Mentre a livello nazionale vi sono echi di sotterranee lotte, cosa succede al PDL di Ospitaletto? Chi ha in mano il partito? Chi influenzerà la futura campagna elettorale per il sindaco nel 2011?
Le elezioni sono, infatti, molto più vicine di quanto non si pensi. Fra un anno i giochi devono essere a buon punto, anche se probabilmente il quadro generale verrà definito solo all’ultimo momento.
La Lega ha già pronto il successore di prandelli in casa. Si tratta di Ezio Abrami, consigliere molto legato al sindaco che porterebbe avanti la sua politica, probabilmente, anzi, sarebbe fortemente influenzato dal neo assessore provinciale.
Il PDL, invece, si dibatte in una lunga lotta intestina. Da una parte Incontro e Mena che godono dell’appoggio del ministro Gelmini, dall’altro Giudici, gli ex AN con dietro il coordinatore provinciale Beccalossi e la parte di Forza Italia legata agli ESPULSI Coradi e Manenti.

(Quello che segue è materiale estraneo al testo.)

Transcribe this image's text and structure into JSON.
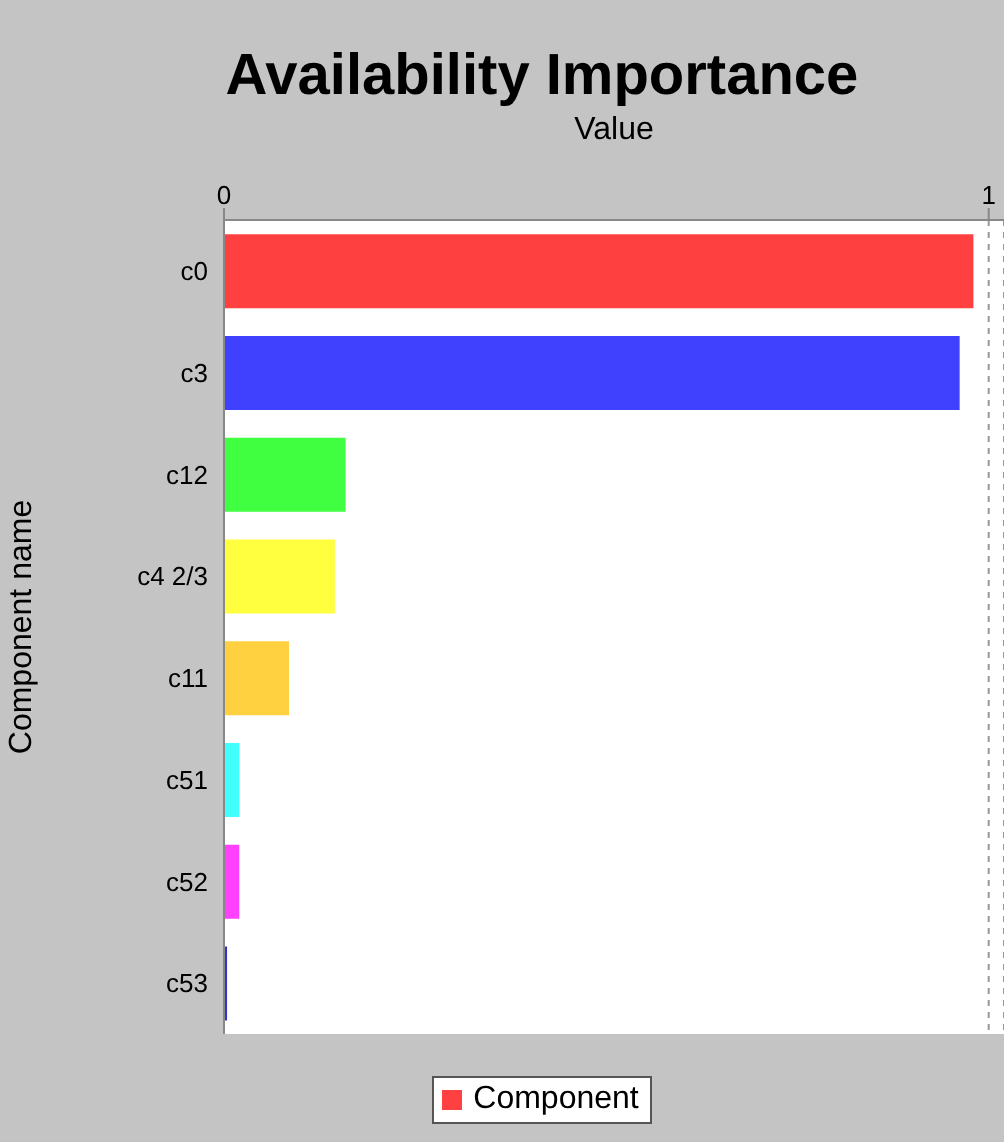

Nel frattempo sappiamo di movimenti informali. Coradi padre (che qualcuno aveva definito ironicamente Napoleone alcuni anni fa), l’ex segretario di AN Buffoli e uno dei fratelli Rocco fanno da pontieri o da esploratori per cercare di compattare un gruppo molto forte da contrapporre a Mena (candidato di questa corrente) e Incontro.
Si vedono ovunque nel tentativo di rimettere insieme un giocattolo che loro stessi, in misura molto diversa, hanno contribuito a rompere. Non hanno indugi neanche a superare antiche incomprensioni nel tentativo di preparare il congresso nel modo più forte possibile.
Vedremo nei prossimi mesi cosa succederà. Certo, se dovesse prevalere Incontro, riteniamo probabile la rottura con la Lega. Se, invece, come dicono i pronostici, saranno gli altri a vincere, si aprirebbe il confronto con la Lega che non è detto accetti la Giudici come Sindaco. Lei è un candidato forte, ma sconta il partito debole che ha alle spalle: sarà in grado di resistere ai diktat provinciali?